The past century, and to some extent those that preceded it, has been characterized by the planning of space around the world. This has given rise to structured cities, many based on a grid system, and high rise buildings -- Manhattan style. Patterns of urban sprawl have developed around such metropolises. Far less obvious is the analogous manner in which temporal structures have been built up for people to live and work within. From national and corporate five- and ten-year plans, through annual schedules, to the personal agendas of many individuals, there has been a new kind of structuring of time. Most wear a watch and increasing numbers have computer-based personal organizers to carry their time structure with them. More intriguing is the way in which such temporal structures now dominate the awareness of many -- even children awaiting a TV program. They are effectively as tangible as concrete.
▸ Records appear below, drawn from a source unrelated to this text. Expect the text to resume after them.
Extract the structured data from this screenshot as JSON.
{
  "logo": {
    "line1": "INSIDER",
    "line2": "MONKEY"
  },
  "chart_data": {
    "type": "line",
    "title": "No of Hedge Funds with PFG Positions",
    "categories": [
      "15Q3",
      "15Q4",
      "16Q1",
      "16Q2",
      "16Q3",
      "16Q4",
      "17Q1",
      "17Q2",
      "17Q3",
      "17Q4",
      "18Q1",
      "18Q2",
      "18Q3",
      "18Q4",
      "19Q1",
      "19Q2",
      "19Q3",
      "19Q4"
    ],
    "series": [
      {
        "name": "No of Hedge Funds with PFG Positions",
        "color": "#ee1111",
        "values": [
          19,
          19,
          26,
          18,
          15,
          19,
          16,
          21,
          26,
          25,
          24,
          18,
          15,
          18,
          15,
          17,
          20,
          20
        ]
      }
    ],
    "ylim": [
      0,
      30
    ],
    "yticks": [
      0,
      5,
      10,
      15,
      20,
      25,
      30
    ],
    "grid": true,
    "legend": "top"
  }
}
Some people are not dominated in this way or to the high degree associated with use of electronic planners and schedulers. As might be expected, it is those in "built up" areas that tend to inhabit "built up" temporal structures. They encounter each other in temporal rooms (9.00-10.00 am) on temporal floors (21st January) on a temporal grid (the calendar) that continues uninterruptedly to their event horizon (death?). As with mass migration to the cities, there has been an equivalent depopulation of the temporal "countryside" where another relationship to time exists, notably in so-called developing countries. Protection of the natural environment may well require protection of that temporal "countryside" and the "wilderness" beyond it. In built up areas, people arrange for pockets of nature -- from window boxes to hotel atriums and parks. In the same way, they schedule periods of recreation and relaxation within their temporal structures.
To reach the temporal "countryside", dwellers in high rise temporal structures have to "drop out" or "take an extended break" -- but even this may have to be scheduled like a safari and undertaken in the temporal equivalent of a coach. Drugs and alcohol can of course also transport people out of temporal structures.
Living permanently in the temporal "outback" can be as much of a challenge as that experienced by city people moving to the country. The unemployed and slum dwellers, living in the interstices of built up areas and skilled in "hanging out", may have more ability to do so -- as with those in cultures that have not yet been subject to the temporal equivalent of urbanization.
Protecting the wilderness extolled by deep ecologists is as much a challenge to how we act in time as it is to how we act in the spaces of the physical environment. Stress management programs may be better understood as an effort to reconnect with the temporal wilderness.